米政府は現地時間27日、オバマ政権で初めてとなる米国家安全保障戦略報告を発表した。52ページからなる同報告の中に見られた重要な変化として、ブッシュ政権の単独主義から、国際社会と協力・対話を重視する姿勢へと転換していることが挙げられる。メディアの分析によると、アフガン戦争とイラク戦争が継続してはいるものの、同報告書には、多国間外交が軍事力よりも重要とするオバマ大統領の認識が明示されているという。中国新聞網が伝えた。
▽ブッシュ政権の「先制攻撃」戦略から転換
「先制攻撃」も辞さないとするブッシュ政権の戦略と比べると、オバマ政権は国際問題を今後処理する際、多国間外交を優先すると同時に国際組織と協力し、軍事力は外交努力が及ばない場合の最終手段とすることを強調している。
オバマ政権は「対テロ戦争」というブッシュ政権の「解釈」を放棄した。
▽中国・インドなど新興国に協力を呼びかけ
同報告によると、これまでの同盟国だけでなく、中国、インドなど台頭しつつある新興国も米国の協力パートナーに加えるよう、オバマ大統領は呼びかけている。米国は今後、共に関心のある問題について中国と協力していくという。
ただ、米国の地域的、国際的利益や同盟国の利益を保障するとの方針も示している。
また、朝鮮やイランなど米国への脅威に対して警戒を高める一方、協議を進めるとの意向も示している。
▽本土でのテロ対策を強調
報告は、テロ対策は今後も継続するが、これは特定の手段や信仰に対する戦争ではなく、国際テロ組織アルカイダとその一派との戦争であるとしている。
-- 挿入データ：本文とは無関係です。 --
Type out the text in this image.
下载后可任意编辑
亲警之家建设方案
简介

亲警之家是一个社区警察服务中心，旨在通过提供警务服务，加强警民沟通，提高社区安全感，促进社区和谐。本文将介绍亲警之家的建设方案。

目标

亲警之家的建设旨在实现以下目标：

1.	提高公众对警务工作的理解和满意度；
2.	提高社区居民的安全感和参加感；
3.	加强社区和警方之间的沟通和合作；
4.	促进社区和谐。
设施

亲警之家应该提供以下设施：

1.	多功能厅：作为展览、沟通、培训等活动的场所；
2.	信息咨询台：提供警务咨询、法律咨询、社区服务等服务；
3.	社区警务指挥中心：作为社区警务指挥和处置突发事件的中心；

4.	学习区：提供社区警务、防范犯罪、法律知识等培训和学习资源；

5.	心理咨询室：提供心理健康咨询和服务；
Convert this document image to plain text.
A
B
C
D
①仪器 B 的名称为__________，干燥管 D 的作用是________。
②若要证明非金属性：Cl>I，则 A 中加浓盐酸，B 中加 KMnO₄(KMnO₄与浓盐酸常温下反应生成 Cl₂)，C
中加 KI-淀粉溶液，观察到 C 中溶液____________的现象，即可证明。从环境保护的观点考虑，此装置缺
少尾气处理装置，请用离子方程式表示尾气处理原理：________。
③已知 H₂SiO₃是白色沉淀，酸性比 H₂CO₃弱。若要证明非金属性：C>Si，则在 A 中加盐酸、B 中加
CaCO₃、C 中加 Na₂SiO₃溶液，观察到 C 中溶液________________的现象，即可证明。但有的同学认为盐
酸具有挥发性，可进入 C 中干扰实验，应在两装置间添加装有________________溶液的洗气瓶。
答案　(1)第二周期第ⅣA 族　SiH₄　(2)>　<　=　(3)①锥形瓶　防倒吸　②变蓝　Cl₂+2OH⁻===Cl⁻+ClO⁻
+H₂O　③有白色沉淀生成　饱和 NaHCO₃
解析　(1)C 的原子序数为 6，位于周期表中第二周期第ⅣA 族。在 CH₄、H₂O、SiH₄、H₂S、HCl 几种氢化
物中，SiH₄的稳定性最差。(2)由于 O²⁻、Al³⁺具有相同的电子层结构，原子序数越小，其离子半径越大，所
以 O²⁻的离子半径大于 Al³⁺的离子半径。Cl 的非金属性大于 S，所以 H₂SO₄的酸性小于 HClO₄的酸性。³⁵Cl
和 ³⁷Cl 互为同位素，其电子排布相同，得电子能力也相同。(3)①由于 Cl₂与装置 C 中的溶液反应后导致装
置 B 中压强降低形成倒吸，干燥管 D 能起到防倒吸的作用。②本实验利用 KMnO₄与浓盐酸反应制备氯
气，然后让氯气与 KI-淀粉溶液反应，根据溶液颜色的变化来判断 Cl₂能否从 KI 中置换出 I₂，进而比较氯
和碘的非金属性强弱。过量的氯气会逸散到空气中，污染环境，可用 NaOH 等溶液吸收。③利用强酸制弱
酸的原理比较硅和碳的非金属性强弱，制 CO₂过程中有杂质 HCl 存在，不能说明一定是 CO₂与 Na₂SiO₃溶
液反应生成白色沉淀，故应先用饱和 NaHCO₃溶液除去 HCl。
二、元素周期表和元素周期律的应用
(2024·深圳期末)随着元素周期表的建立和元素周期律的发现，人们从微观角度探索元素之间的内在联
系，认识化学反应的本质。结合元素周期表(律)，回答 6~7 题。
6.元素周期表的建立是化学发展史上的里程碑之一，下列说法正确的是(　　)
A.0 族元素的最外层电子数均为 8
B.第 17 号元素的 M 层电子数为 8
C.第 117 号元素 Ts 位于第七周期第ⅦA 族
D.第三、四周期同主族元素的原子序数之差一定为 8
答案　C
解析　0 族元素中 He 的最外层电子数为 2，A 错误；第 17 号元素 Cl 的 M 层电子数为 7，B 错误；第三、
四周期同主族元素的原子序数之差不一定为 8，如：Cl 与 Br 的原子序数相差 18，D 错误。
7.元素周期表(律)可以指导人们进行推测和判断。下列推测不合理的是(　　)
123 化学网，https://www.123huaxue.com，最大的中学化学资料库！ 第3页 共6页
このほか、米国国内でこのほど、テロ行為が相次いでいることについて、報告は国内の過激主義者を脅威とする立場を初めて明確にしており、情報機関やコミュニティーとの連携を通じて防止につとめるという。
報告は、核拡散、宇宙、インターネットに関する脅威が米国にとって最大の安全保障リスクだとしている。